Firefighters in Castaic, California, make progress in putting out the Route Fire despite the intense heat.

Firefighters battling the Route fire in Castaic, which has charred more than 5,000 acres of wildland in northern Los Angeles County, appeared to have the upper hand Thursday despite trying circumstances, including temperatures that climbed above 110 degrees.

The 5,208-acre fire had 27% of its area under control by late Thursday, according to officials. By late morning, the early-ordered evacuations that had been put in place because of the fire had been lifted, allowing locals to gradually repopulate the region.

Many firemen experienced heat-related injuries on Wednesday as a result of the protracted heat wave that hit Southern California earlier this week. So, fire managers for a short period of time on Thursday shifted crews away from the front lines during the dangerous conditions on the ground in an unusual preventative measure.
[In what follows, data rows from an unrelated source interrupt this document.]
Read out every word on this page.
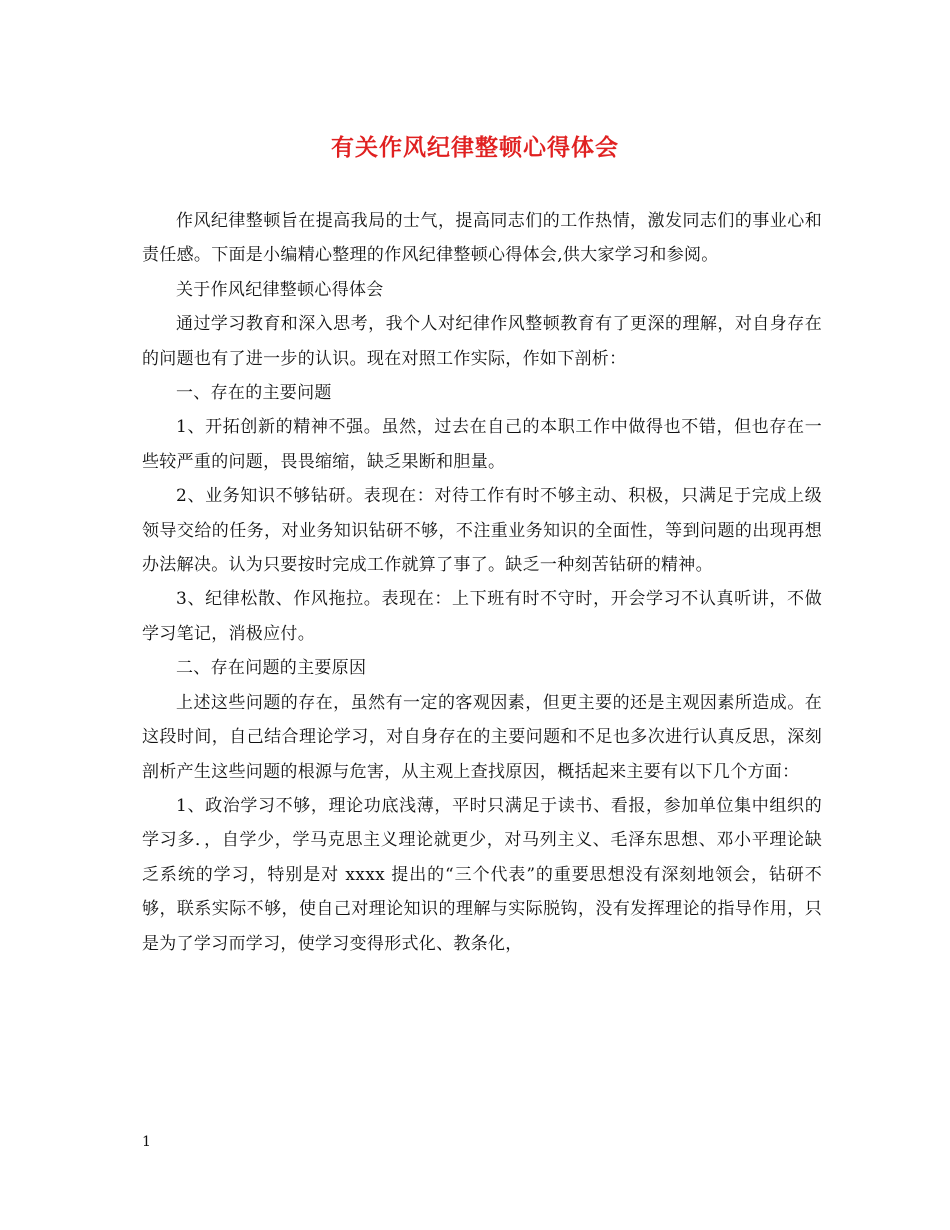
有关作风纪律整顿心得体会

作风纪律整顿旨在提高我局的士气，提高同志们的工作热情，激发同志们的事业心和责任感。下面是小编精心整理的作风纪律整顿心得体会,供大家学习和参阅。

关于作风纪律整顿心得体会

通过学习教育和深入思考，我个人对纪律作风整顿教育有了更深的理解，对自身存在的问题也有了进一步的认识。现在对照工作实际，作如下剖析：

一、存在的主要问题

1、开拓创新的精神不强。虽然，过去在自己的本职工作中做得也不错，但也存在一些较严重的问题，畏畏缩缩，缺乏果断和胆量。

2、业务知识不够钻研。表现在：对待工作有时不够主动、积极，只满足于完成上级领导交给的任务，对业务知识钻研不够，不注重业务知识的全面性，等到问题的出现再想办法解决。认为只要按时完成工作就算了事了。缺乏一种刻苦钻研的精神。

3、纪律松散、作风拖拉。表现在：上下班有时不守时，开会学习不认真听讲，不做学习笔记，消极应付。

二、存在问题的主要原因

上述这些问题的存在，虽然有一定的客观因素，但更主要的还是主观因素所造成。在这段时间，自己结合理论学习，对自身存在的主要问题和不足也多次进行认真反思，深刻剖析产生这些问题的根源与危害，从主观上查找原因，概括起来主要有以下几个方面：

1、政治学习不够，理论功底浅薄，平时只满足于读书、看报，参加单位集中组织的学习多．，自学少，学马克思主义理论就更少，对马列主义、毛泽东思想、邓小平理论缺乏系统的学习，特别是对 xxxx 提出的“三个代表”的重要思想没有深刻地领会，钻研不够，联系实际不够，使自己对理论知识的理解与实际脱钩，没有发挥理论的指导作用，只是为了学习而学习，使学习变得形式化、教条化，

1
This week’s extended heat wave in Southern California caused many firemen to experience heat-related ailments on Wednesday. Fire officials ordered firefighters away from the front lines during the hottest portion of the day on Thursday in an unusual precautionary measure made due to the dangerous conditions on the ground, and instead mostly relied on air support to attack the flames.

Since no fresh firefighter injuries were reported on Thursday, it appears that strategy was successful.

The 5 Freeway had to be shut down in both directions after the Route fire was discovered at noon on Wednesday near Lake Hughes Road. Later, a portion of the freeway was reopened.

One of California’s principal north-south thoroughfares, the heavily frequented route was congested by the smoke from the fire.

Sara Herrera, a resident of Bakersfield, told CBS Los Angeles that she was in Southern California on Thursday to pick up her mother following an early flight into LAX.

She claimed that as of the afternoon, they were still unable to pass through the congested northbound 5 Road around Castaic and even took the decision to exit the freeway to prevent their car from overheating.

Officials recommend residents limit exposure to the smoke by remaining indoors with windows and doors closed or by seeking shelter away from areas affected by the fire, and avoiding vigorous physical activity.